Gourmet Oil and Vinegar

Gourmet Oil and Vinegar

Bruschetta an Italian Bread Dish


Bruschetta originated in Italy’s Tuscany region,  as it is known presently, is an Italian bread appetizer that is made with drizzled olive oil, rubbed with roasted garlic and topped with tomatoes. It became popular in American restaurants in the 1990’s and has sense retained its popularity.

Bruschetta is toasted brown on each side and then olive oil is generously poured over the bread. Garlic can be used but it is optional. The original cooking method was taken from the Italian verb, bruscare which means “roasted over coals.” Bread was not to be wasted and now you know what to do with bread that has gone stale and seemingly not to be used for anything else. Just add extra virgin olive oil and your prepared seasonings, or you can even dip the entire bread in a plate of olive oil. Further toppings, like chopped onions and tomatoes, have become increasingly popular in many restaurants depending on the clientele‘s particular taste. You can decide on any topping to “dress up” your bruschetta. The sky is the limit and of course whatever is available throughout the seasons.

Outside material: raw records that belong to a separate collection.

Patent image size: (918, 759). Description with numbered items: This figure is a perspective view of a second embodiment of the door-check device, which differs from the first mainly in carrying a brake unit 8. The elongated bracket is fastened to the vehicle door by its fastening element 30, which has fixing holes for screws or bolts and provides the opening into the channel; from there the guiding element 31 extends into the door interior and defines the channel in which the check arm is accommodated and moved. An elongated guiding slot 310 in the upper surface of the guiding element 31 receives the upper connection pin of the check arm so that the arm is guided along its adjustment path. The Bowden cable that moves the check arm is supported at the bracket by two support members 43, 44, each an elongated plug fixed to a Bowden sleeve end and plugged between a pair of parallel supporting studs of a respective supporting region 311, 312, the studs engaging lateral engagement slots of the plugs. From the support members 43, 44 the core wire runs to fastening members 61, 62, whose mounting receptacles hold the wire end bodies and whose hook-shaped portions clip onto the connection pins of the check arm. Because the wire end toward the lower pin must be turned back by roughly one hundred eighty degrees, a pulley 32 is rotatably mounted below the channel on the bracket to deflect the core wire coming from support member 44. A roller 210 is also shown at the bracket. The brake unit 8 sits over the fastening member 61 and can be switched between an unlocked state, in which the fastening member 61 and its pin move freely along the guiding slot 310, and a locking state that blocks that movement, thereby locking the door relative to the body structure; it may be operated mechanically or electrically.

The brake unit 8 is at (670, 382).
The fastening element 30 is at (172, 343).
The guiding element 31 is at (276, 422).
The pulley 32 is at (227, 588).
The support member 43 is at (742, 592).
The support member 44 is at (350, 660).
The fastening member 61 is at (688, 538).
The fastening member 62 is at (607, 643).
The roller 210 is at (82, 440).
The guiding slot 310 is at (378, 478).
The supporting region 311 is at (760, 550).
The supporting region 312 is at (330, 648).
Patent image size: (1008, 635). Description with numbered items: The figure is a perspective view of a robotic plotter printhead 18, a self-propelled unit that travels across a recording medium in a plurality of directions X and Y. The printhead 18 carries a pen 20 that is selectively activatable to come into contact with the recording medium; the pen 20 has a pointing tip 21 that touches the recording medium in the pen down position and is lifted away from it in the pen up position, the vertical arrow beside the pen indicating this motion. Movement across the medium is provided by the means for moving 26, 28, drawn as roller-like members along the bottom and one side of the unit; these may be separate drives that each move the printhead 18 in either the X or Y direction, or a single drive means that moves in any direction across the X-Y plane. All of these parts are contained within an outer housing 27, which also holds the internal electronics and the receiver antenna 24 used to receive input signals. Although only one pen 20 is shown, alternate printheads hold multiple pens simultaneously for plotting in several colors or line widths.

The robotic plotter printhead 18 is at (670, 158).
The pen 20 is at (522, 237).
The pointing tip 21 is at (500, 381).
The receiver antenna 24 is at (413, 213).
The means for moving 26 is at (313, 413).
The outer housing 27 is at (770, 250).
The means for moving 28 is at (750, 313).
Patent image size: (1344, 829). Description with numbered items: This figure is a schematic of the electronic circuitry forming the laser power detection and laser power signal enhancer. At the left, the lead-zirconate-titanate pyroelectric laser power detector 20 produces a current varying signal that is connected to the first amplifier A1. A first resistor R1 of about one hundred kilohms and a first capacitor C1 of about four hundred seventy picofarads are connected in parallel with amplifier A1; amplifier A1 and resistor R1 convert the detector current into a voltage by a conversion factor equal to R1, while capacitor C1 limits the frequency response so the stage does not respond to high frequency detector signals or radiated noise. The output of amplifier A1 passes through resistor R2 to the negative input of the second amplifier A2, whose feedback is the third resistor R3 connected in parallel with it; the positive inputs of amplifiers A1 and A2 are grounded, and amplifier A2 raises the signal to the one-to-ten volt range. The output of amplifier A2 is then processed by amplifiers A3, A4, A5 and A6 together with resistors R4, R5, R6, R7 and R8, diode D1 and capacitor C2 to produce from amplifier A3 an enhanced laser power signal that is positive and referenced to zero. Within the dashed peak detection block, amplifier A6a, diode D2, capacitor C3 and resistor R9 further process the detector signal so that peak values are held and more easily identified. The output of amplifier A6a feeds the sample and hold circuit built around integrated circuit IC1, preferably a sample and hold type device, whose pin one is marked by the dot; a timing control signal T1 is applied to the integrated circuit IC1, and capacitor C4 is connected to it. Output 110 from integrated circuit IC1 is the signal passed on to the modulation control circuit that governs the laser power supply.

Perhaps a little trivia will be appreciated by you. Bruschetta is the poor man’s original method of preparing stale bread. In reality, it is charred, oil soaked bread rubbed with garlic. Garlic bread is the overstated  “pretender.” Democracy in Britain confused the two garlic bread and bruschetta. Garlic bread was sold in the freezers but the elite citizens drooled over bruschetta, paying a small fortune at the River Café. Garlic bread became the “people’s food” and bruschetta became the snack for the People’s Party. What a reverse in just preparing bread with the use of olive oil.

Did you know that olive oil is the most important ingredient of bruschetta, not garlic? The garlic used on bruschetta is rubbed on so that the fresh garlic is inhaled and is the background for the use of olive oil. Garlic lumps are not eaten. Perhaps the very beginning of bruschetta was found in the ancient Roman practice of tasting newly pressed olive oil on a piece of bread as olive oil had to be prepared literally within hours of harvesting the olives. Garlic may or may not have been used; there really is no way of knowing. This practice of preparing bruschetta continues in the oil producing areas of Tuscany, Umbria and Lazio to this date.

Bruschetta can be prepared many ways but some versions involve frying country bread in lots of oil until the bread is literally permeated with extra virgin olive oil. Other cooks choose to bake slices of white bread in the oven and then coat the bread with olive oil.

If there is a loaf of stale bread not being use, than think of bruschetta. Toast the bread and soak the browned bread in extra virgin olive oil, rubbed with garlic and to be enjoyed as an entrée, fit for the elite, though bruschetta at one time being the food for ordinary people.